- Menikdiwela Location in Central Province, Sri Lanka
- Coordinates: 7°5′N 80°44′E﻿ / ﻿7.083°N 80.733°E
- Country: Sri Lanka
- Province: Central Province
- District: Kandy District

Population (2008)
- • Total: 1,000

Languages
- Time zone: UTC+5:30 (Sri Lanka Time)

= Menikdiwela =

Menikdiwela is a town in Yatinuwara Divisional Secretariat, Kandy District, Central Province, Sri Lanka.

== Geography and Demography ==
The town is situated near the Kegalle District border. Kandy is the nearest city, c. 20 km away.

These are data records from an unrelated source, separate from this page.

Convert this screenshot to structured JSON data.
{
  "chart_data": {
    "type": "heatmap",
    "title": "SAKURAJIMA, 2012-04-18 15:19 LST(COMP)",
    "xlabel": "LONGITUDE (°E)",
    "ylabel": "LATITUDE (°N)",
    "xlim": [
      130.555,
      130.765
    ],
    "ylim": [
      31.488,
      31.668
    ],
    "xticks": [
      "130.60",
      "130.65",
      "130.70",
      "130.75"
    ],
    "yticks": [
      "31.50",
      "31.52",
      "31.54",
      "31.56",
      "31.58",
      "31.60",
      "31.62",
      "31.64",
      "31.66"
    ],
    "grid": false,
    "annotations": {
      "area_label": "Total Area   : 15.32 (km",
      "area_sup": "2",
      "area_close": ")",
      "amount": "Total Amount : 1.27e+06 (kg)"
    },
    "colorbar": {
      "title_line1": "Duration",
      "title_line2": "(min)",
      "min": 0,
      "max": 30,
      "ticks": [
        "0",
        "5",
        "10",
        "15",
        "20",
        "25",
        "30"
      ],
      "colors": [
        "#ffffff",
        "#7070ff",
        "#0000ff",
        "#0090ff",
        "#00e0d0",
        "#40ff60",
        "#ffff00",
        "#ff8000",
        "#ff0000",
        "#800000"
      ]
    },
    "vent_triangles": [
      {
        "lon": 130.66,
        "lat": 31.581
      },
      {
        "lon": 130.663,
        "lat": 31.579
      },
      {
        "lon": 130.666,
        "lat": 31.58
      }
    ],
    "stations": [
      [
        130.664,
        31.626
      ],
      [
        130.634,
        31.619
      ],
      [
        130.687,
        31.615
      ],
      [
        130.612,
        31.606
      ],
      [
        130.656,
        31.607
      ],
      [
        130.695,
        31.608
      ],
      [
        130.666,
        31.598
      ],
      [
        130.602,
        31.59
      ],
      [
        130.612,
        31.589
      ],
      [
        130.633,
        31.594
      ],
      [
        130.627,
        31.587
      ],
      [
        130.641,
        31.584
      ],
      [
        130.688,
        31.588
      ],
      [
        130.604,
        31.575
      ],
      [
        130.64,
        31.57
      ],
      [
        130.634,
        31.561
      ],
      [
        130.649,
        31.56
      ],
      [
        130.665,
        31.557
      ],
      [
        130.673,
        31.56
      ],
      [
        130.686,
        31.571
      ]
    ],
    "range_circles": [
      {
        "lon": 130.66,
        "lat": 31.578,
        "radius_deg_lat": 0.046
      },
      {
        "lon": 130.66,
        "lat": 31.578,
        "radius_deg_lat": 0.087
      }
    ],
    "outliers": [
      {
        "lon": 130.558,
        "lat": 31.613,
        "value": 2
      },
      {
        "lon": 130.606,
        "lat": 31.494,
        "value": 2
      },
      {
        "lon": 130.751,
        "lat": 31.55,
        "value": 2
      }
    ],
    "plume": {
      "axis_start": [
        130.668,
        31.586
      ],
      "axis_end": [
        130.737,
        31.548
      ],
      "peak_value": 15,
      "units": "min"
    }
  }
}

According to the Local governing body, the population of Menikdiwela as of 2008 is about 1,000.

== Civil affair ==
The town is famous for various agricultural products like rice. Menikdiwela is also the hometown of Sirasa Superstar first season second Runner-up Amila Perera and J. R. Jayawardane's official secretariat W. M. P. B. Menikdiwela. In the beginning, the town started with only seven houses and developed.

Kandy-Pottapitiya and Kandy-Hataraliyadda (Via Thismada) roads split in Menikdiwela Junction.

Menikdiwela Central College is also located at Menikdiwela.